Finisher: Squats holding one DB, 100 reps (Caroline holds the DB in various ways throughout the 100 reps–the first 60 reps I held it goblet style and the last 40 reps I held it sumo squat style) (one 30# DB)

For more info on Caroline Girvan’s workouts and other (free) streaming workouts I’ve sampled and reviewed, check out my Streaming page.

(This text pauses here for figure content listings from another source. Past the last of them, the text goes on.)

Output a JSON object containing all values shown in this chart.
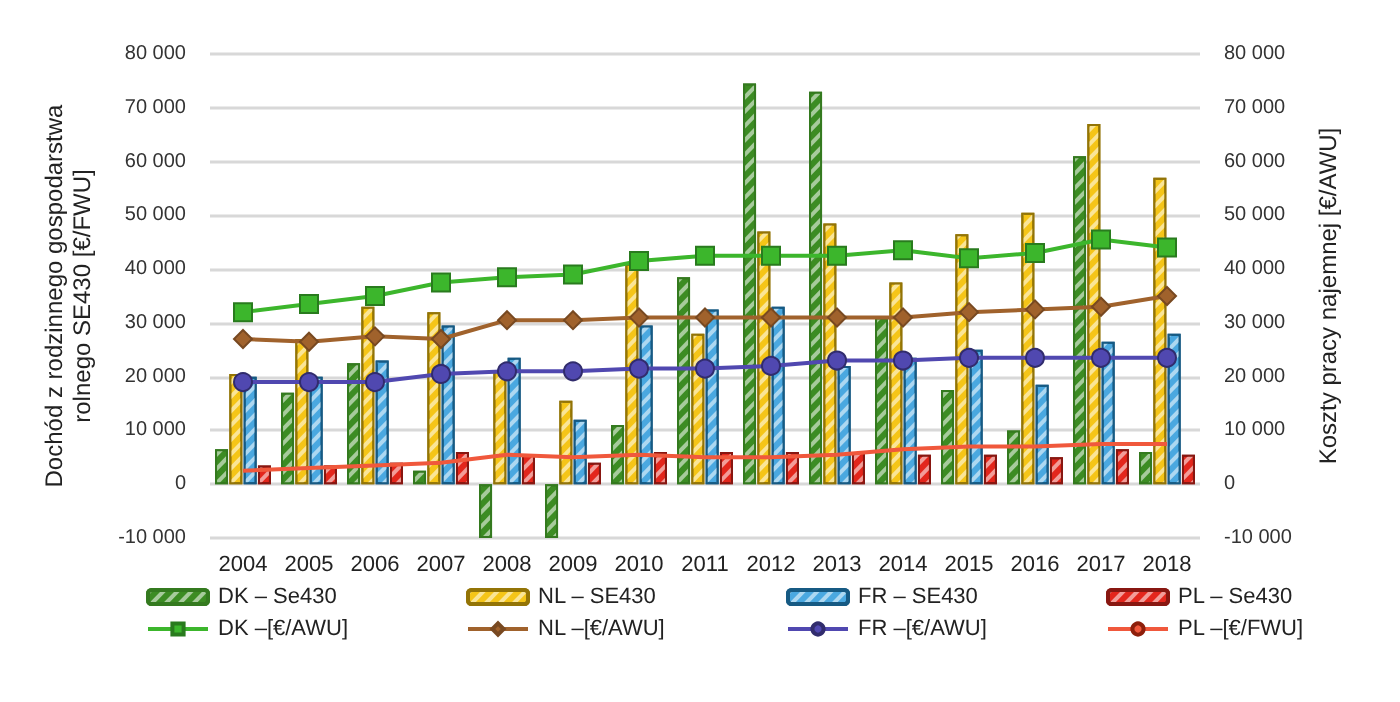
{
  "chart_data": {
    "type": "bar",
    "ylabel": "Dochód z rodzinnego gospodarstwa rolnego SE430 [€/FWU]",
    "y2label": "Koszty pracy najemnej [€/AWU]",
    "categories": [
      "2004",
      "2005",
      "2006",
      "2007",
      "2008",
      "2009",
      "2010",
      "2011",
      "2012",
      "2013",
      "2014",
      "2015",
      "2016",
      "2017",
      "2018"
    ],
    "series": [
      {
        "name": "DK – Se430",
        "color": "#3c8c23",
        "values": [
          6500,
          17000,
          22500,
          2500,
          -10000,
          -10000,
          11000,
          38500,
          74500,
          73000,
          31000,
          17500,
          10000,
          61000,
          6000
        ]
      },
      {
        "name": "NL – SE430",
        "color": "#f5c518",
        "values": [
          20500,
          27000,
          33000,
          32000,
          21000,
          15500,
          41000,
          28000,
          47000,
          48500,
          37500,
          46500,
          50500,
          67000,
          57000
        ]
      },
      {
        "name": "FR – SE430",
        "color": "#4aa8e0",
        "values": [
          20000,
          20000,
          23000,
          29500,
          23500,
          12000,
          29500,
          32500,
          33000,
          22000,
          23500,
          25000,
          18500,
          26500,
          28000
        ]
      },
      {
        "name": "PL – Se430",
        "color": "#e3261c",
        "values": [
          3500,
          3500,
          4000,
          6000,
          5500,
          4000,
          6000,
          6000,
          6000,
          6000,
          5500,
          5500,
          5000,
          6500,
          5500
        ]
      },
      {
        "name": "DK –[€/AWU]",
        "type": "line",
        "marker": "square",
        "color": "#3cb62c",
        "values": [
          32000,
          33500,
          35000,
          37500,
          38500,
          39000,
          41500,
          42500,
          42500,
          42500,
          43500,
          42000,
          43000,
          45500,
          44000
        ]
      },
      {
        "name": "NL –[€/AWU]",
        "type": "line",
        "marker": "diamond",
        "color": "#a0622c",
        "values": [
          27000,
          26500,
          27500,
          27000,
          30500,
          30500,
          31000,
          31000,
          31000,
          31000,
          31000,
          32000,
          32500,
          33000,
          35000
        ]
      },
      {
        "name": "FR –[€/AWU]",
        "type": "line",
        "marker": "circle",
        "color": "#5048b0",
        "values": [
          19000,
          19000,
          19000,
          20500,
          21000,
          21000,
          21500,
          21500,
          22000,
          23000,
          23000,
          23500,
          23500,
          23500,
          23500
        ]
      },
      {
        "name": "PL –[€/FWU]",
        "type": "line",
        "marker": "none",
        "color": "#f0583c",
        "values": [
          2500,
          3000,
          3500,
          4000,
          5500,
          5000,
          5500,
          5000,
          5000,
          5500,
          6500,
          7000,
          7000,
          7500,
          7500
        ]
      }
    ],
    "ylim": [
      -10000,
      80000
    ],
    "yticks": [
      {
        "value": -10000,
        "label": "-10 000"
      },
      {
        "value": 0,
        "label": "0"
      },
      {
        "value": 10000,
        "label": "10 000"
      },
      {
        "value": 20000,
        "label": "20 000"
      },
      {
        "value": 30000,
        "label": "30 000"
      },
      {
        "value": 40000,
        "label": "40 000"
      },
      {
        "value": 50000,
        "label": "50 000"
      },
      {
        "value": 60000,
        "label": "60 000"
      },
      {
        "value": 70000,
        "label": "70 000"
      },
      {
        "value": 80000,
        "label": "80 000"
      }
    ],
    "y2lim": [
      -10000,
      80000
    ],
    "y2ticks": [
      {
        "value": -10000,
        "label": "-10 000"
      },
      {
        "value": 0,
        "label": "0"
      },
      {
        "value": 10000,
        "label": "10 000"
      },
      {
        "value": 20000,
        "label": "20 000"
      },
      {
        "value": 30000,
        "label": "30 000"
      },
      {
        "value": 40000,
        "label": "40 000"
      },
      {
        "value": 50000,
        "label": "50 000"
      },
      {
        "value": 60000,
        "label": "60 000"
      },
      {
        "value": 70000,
        "label": "70 000"
      },
      {
        "value": 80000,
        "label": "80 000"
      }
    ],
    "grid": "y",
    "legend": "bottom"
  }
}
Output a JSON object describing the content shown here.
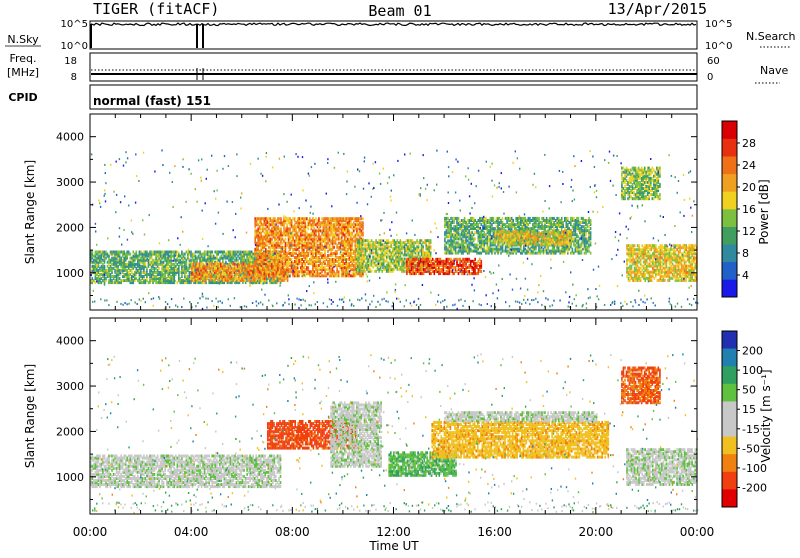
{
  "header": {
    "radar": "TIGER (fitACF)",
    "beam": "Beam 01",
    "date": "13/Apr/2015"
  },
  "nsky_panel": {
    "left_label": "N.Sky",
    "left_ticks": [
      "10^5",
      "10^0"
    ],
    "right_ticks": [
      "10^5",
      "10^0"
    ],
    "right_label": "N.Search"
  },
  "freq_panel": {
    "left_label_1": "Freq.",
    "left_label_2": "[MHz]",
    "left_ticks": [
      "18",
      "8"
    ],
    "right_ticks": [
      "60",
      "0"
    ],
    "right_label": "Nave"
  },
  "cpid": {
    "label": "CPID",
    "mode": "normal (fast) 151"
  },
  "chart_data": [
    {
      "type": "heatmap",
      "quantity": "Power",
      "ylabel": "Slant Range [km]",
      "ylim": [
        180,
        4500
      ],
      "yticks": [
        "1000",
        "2000",
        "3000",
        "4000"
      ],
      "xlim": [
        "00:00",
        "24:00"
      ],
      "colorbar": {
        "label": "Power [dB]",
        "range": [
          0,
          32
        ],
        "tick_labels": [
          "4",
          "8",
          "12",
          "16",
          "20",
          "24",
          "28"
        ],
        "colors": [
          "#1a1ae8",
          "#2060c8",
          "#2f8aa0",
          "#3f9e60",
          "#7cc040",
          "#f0d020",
          "#f0a020",
          "#f07018",
          "#e83010",
          "#d80000"
        ]
      },
      "echo_regions": [
        {
          "t_start": 0.0,
          "t_end": 7.5,
          "range_min": 750,
          "range_max": 1450,
          "level": 12
        },
        {
          "t_start": 4.0,
          "t_end": 7.8,
          "range_min": 800,
          "range_max": 1200,
          "level": 22
        },
        {
          "t_start": 6.5,
          "t_end": 10.8,
          "range_min": 900,
          "range_max": 2200,
          "level": 22
        },
        {
          "t_start": 10.5,
          "t_end": 13.5,
          "range_min": 1000,
          "range_max": 1700,
          "level": 15
        },
        {
          "t_start": 12.5,
          "t_end": 15.5,
          "range_min": 950,
          "range_max": 1300,
          "level": 26
        },
        {
          "t_start": 14.0,
          "t_end": 19.8,
          "range_min": 1400,
          "range_max": 2200,
          "level": 12
        },
        {
          "t_start": 16.0,
          "t_end": 19.0,
          "range_min": 1600,
          "range_max": 1900,
          "level": 18
        },
        {
          "t_start": 21.2,
          "t_end": 24.0,
          "range_min": 800,
          "range_max": 1600,
          "level": 18
        },
        {
          "t_start": 21.0,
          "t_end": 22.5,
          "range_min": 2600,
          "range_max": 3300,
          "level": 14
        }
      ]
    },
    {
      "type": "heatmap",
      "quantity": "Velocity",
      "ylabel": "Slant Range [km]",
      "ylim": [
        180,
        4500
      ],
      "yticks": [
        "1000",
        "2000",
        "3000",
        "4000"
      ],
      "xlabel": "Time UT",
      "xlim": [
        "00:00",
        "24:00"
      ],
      "xtick_labels": [
        "00:00",
        "04:00",
        "08:00",
        "12:00",
        "16:00",
        "20:00",
        "00:00"
      ],
      "colorbar": {
        "label": "Velocity [m s⁻¹]",
        "range": [
          -250,
          250
        ],
        "tick_labels": [
          "200",
          "100",
          "50",
          "15",
          "-15",
          "-50",
          "-100",
          "-200"
        ],
        "colors": [
          "#2030b0",
          "#2080b0",
          "#30a060",
          "#60c040",
          "#c8c8c8",
          "#c8c8c8",
          "#f0c020",
          "#f08010",
          "#f04010",
          "#e00000"
        ]
      },
      "echo_regions": [
        {
          "t_start": 0.0,
          "t_end": 7.5,
          "range_min": 750,
          "range_max": 1450,
          "velocity": 0
        },
        {
          "t_start": 7.0,
          "t_end": 10.5,
          "range_min": 1600,
          "range_max": 2200,
          "velocity": -220
        },
        {
          "t_start": 9.5,
          "t_end": 11.5,
          "range_min": 1200,
          "range_max": 2600,
          "velocity": 0
        },
        {
          "t_start": 11.8,
          "t_end": 14.5,
          "range_min": 1000,
          "range_max": 1500,
          "velocity": 40
        },
        {
          "t_start": 13.5,
          "t_end": 20.5,
          "range_min": 1400,
          "range_max": 2200,
          "velocity": -80
        },
        {
          "t_start": 14.0,
          "t_end": 20.0,
          "range_min": 2200,
          "range_max": 2400,
          "velocity": 0
        },
        {
          "t_start": 21.2,
          "t_end": 24.0,
          "range_min": 800,
          "range_max": 1600,
          "velocity": 0
        },
        {
          "t_start": 21.0,
          "t_end": 22.5,
          "range_min": 2600,
          "range_max": 3400,
          "velocity": -200
        }
      ]
    }
  ]
}
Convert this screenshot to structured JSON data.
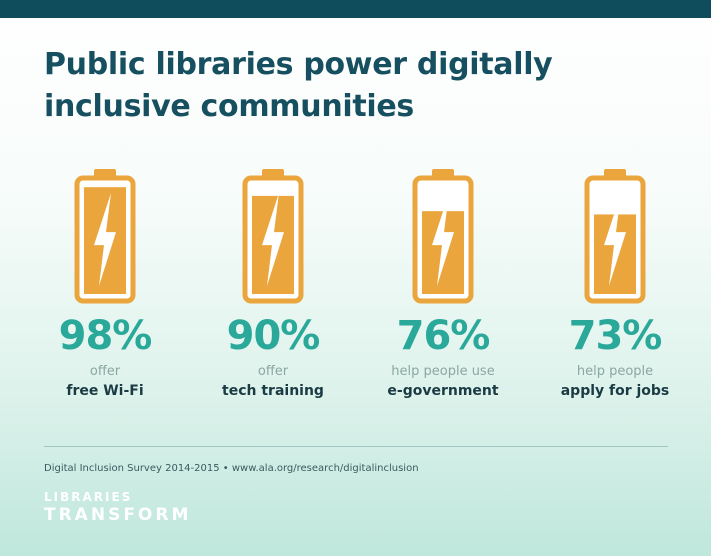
{
  "header": {
    "title": "Public libraries power digitally inclusive communities"
  },
  "stats": [
    {
      "value": "98%",
      "caption": "offer",
      "emphasis": "free Wi-Fi",
      "charge_fraction": 0.98
    },
    {
      "value": "90%",
      "caption": "offer",
      "emphasis": "tech training",
      "charge_fraction": 0.9
    },
    {
      "value": "76%",
      "caption": "help people use",
      "emphasis": "e-government",
      "charge_fraction": 0.76
    },
    {
      "value": "73%",
      "caption": "help people",
      "emphasis": "apply for jobs",
      "charge_fraction": 0.73
    }
  ],
  "icons": {
    "battery": "battery-icon",
    "bolt": "lightning-bolt-icon"
  },
  "colors": {
    "top_bar": "#0f4c5c",
    "title": "#164f5f",
    "percent": "#2aa89a",
    "battery_fill": "#eaa63c",
    "battery_outline": "#eaa63c",
    "emphasis_text": "#1b3b44"
  },
  "footer": {
    "source": "Digital Inclusion Survey 2014-2015 • www.ala.org/research/digitalinclusion",
    "logo_line1": "LIBRARIES",
    "logo_line2": "TRANSFORM"
  }
}
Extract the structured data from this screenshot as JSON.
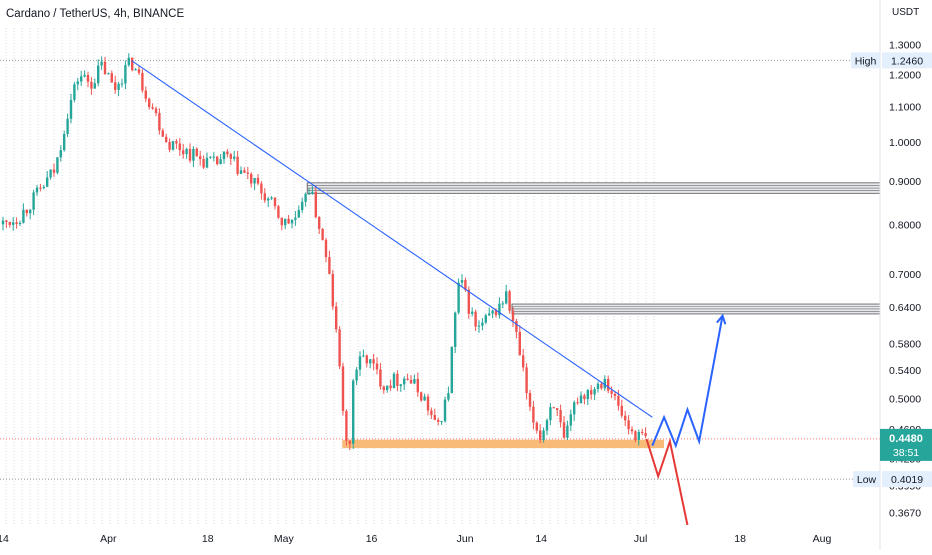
{
  "header": {
    "title": "Cardano / TetherUS, 4h, BINANCE"
  },
  "chart_data": {
    "type": "candlestick",
    "title": "Cardano / TetherUS, 4h, BINANCE",
    "symbol": "ADAUSDT",
    "currency": "USDT",
    "scale": "log",
    "ylim": [
      0.355,
      1.36
    ],
    "grid": true,
    "y_ticks": [
      "1.3000",
      "1.2000",
      "1.1000",
      "1.0000",
      "0.9000",
      "0.8000",
      "0.7000",
      "0.6400",
      "0.5800",
      "0.5400",
      "0.5000",
      "0.4600",
      "0.4480",
      "0.4250",
      "0.4019",
      "0.3950",
      "0.3670"
    ],
    "x_ticks": [
      "14",
      "Apr",
      "18",
      "May",
      "16",
      "Jun",
      "14",
      "Jul",
      "18",
      "Aug"
    ],
    "high": {
      "label": "High",
      "value": "1.2460"
    },
    "low": {
      "label": "Low",
      "value": "0.4019"
    },
    "last": {
      "price": "0.4480",
      "countdown": "38:51"
    },
    "price_path": [
      {
        "date": "Mar 14",
        "price": 0.8
      },
      {
        "date": "Mar 17",
        "price": 0.82
      },
      {
        "date": "Mar 20",
        "price": 0.87
      },
      {
        "date": "Mar 23",
        "price": 0.93
      },
      {
        "date": "Mar 25",
        "price": 1.08
      },
      {
        "date": "Mar 27",
        "price": 1.2
      },
      {
        "date": "Mar 29",
        "price": 1.17
      },
      {
        "date": "Mar 31",
        "price": 1.23
      },
      {
        "date": "Apr 2",
        "price": 1.15
      },
      {
        "date": "Apr 4",
        "price": 1.22
      },
      {
        "date": "Apr 5",
        "price": 1.24
      },
      {
        "date": "Apr 8",
        "price": 1.12
      },
      {
        "date": "Apr 11",
        "price": 1.0
      },
      {
        "date": "Apr 14",
        "price": 0.98
      },
      {
        "date": "Apr 16",
        "price": 0.96
      },
      {
        "date": "Apr 19",
        "price": 0.94
      },
      {
        "date": "Apr 21",
        "price": 0.96
      },
      {
        "date": "Apr 24",
        "price": 0.92
      },
      {
        "date": "Apr 28",
        "price": 0.86
      },
      {
        "date": "May 1",
        "price": 0.8
      },
      {
        "date": "May 4",
        "price": 0.82
      },
      {
        "date": "May 5",
        "price": 0.9
      },
      {
        "date": "May 7",
        "price": 0.8
      },
      {
        "date": "May 9",
        "price": 0.68
      },
      {
        "date": "May 11",
        "price": 0.5
      },
      {
        "date": "May 12",
        "price": 0.41
      },
      {
        "date": "May 13",
        "price": 0.54
      },
      {
        "date": "May 15",
        "price": 0.56
      },
      {
        "date": "May 18",
        "price": 0.52
      },
      {
        "date": "May 22",
        "price": 0.53
      },
      {
        "date": "May 25",
        "price": 0.5
      },
      {
        "date": "May 27",
        "price": 0.46
      },
      {
        "date": "May 29",
        "price": 0.5
      },
      {
        "date": "May 31",
        "price": 0.69
      },
      {
        "date": "Jun 3",
        "price": 0.6
      },
      {
        "date": "Jun 6",
        "price": 0.63
      },
      {
        "date": "Jun 8",
        "price": 0.66
      },
      {
        "date": "Jun 10",
        "price": 0.58
      },
      {
        "date": "Jun 12",
        "price": 0.48
      },
      {
        "date": "Jun 14",
        "price": 0.45
      },
      {
        "date": "Jun 16",
        "price": 0.5
      },
      {
        "date": "Jun 18",
        "price": 0.44
      },
      {
        "date": "Jun 20",
        "price": 0.5
      },
      {
        "date": "Jun 22",
        "price": 0.51
      },
      {
        "date": "Jun 25",
        "price": 0.53
      },
      {
        "date": "Jun 27",
        "price": 0.49
      },
      {
        "date": "Jun 29",
        "price": 0.46
      },
      {
        "date": "Jul 1",
        "price": 0.45
      },
      {
        "date": "Jul 2",
        "price": 0.448
      }
    ],
    "support_zone": {
      "from": 0.437,
      "to": 0.447,
      "color": "#f7a54b"
    },
    "resistance_zones": [
      {
        "from": 0.87,
        "to": 0.895
      },
      {
        "from": 0.628,
        "to": 0.645
      }
    ],
    "trendline": {
      "from": {
        "date": "Apr 5",
        "price": 1.245
      },
      "to": {
        "date": "Jul 3",
        "price": 0.475
      },
      "color": "#2962ff"
    },
    "projections": [
      {
        "name": "bullish",
        "color": "#2962ff",
        "points": [
          {
            "date": "Jul 3",
            "price": 0.44
          },
          {
            "date": "Jul 5",
            "price": 0.475
          },
          {
            "date": "Jul 7",
            "price": 0.44
          },
          {
            "date": "Jul 9",
            "price": 0.485
          },
          {
            "date": "Jul 11",
            "price": 0.445
          },
          {
            "date": "Jul 15",
            "price": 0.625
          }
        ]
      },
      {
        "name": "bearish",
        "color": "#e53935",
        "points": [
          {
            "date": "Jul 2",
            "price": 0.448
          },
          {
            "date": "Jul 4",
            "price": 0.405
          },
          {
            "date": "Jul 6",
            "price": 0.445
          },
          {
            "date": "Jul 9",
            "price": 0.355
          }
        ]
      }
    ],
    "colors": {
      "up": "#26a69a",
      "down": "#ef5350",
      "last_price": "#26a69a",
      "accent": "#2962ff"
    }
  }
}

One thought on “NEXT LEVEL Lower Body Workout with Dumbbells | EPIC Endgame Day 37

  1. Happy cooooooollllddd Thursday! 🥶🥶🥶 It was 25 when I got up this morning. The pond has ice on it again and the poor robins, who just built a nest on our back porch light and laid eggs, are protesting loudly! 🦜

    Today I did Iron Day 15 shoulders. Caroline has upped her game strength wise in this series. She was using I believe 28lb (12.5kg?) for shoulder presses. If it was just 20s or even 30s of work I would have been impressed but the fact that it’s a full 60s (and 3 sets at that!) is doubly impressive! I started out with 22lb, then dropped to 20lb then again down to 17.5lb. I used my single 22 for front raises and then 8lb for everything else.

    I finished my session with one of the beginner rebounder workouts from Michelle that I did a couple weeks ago.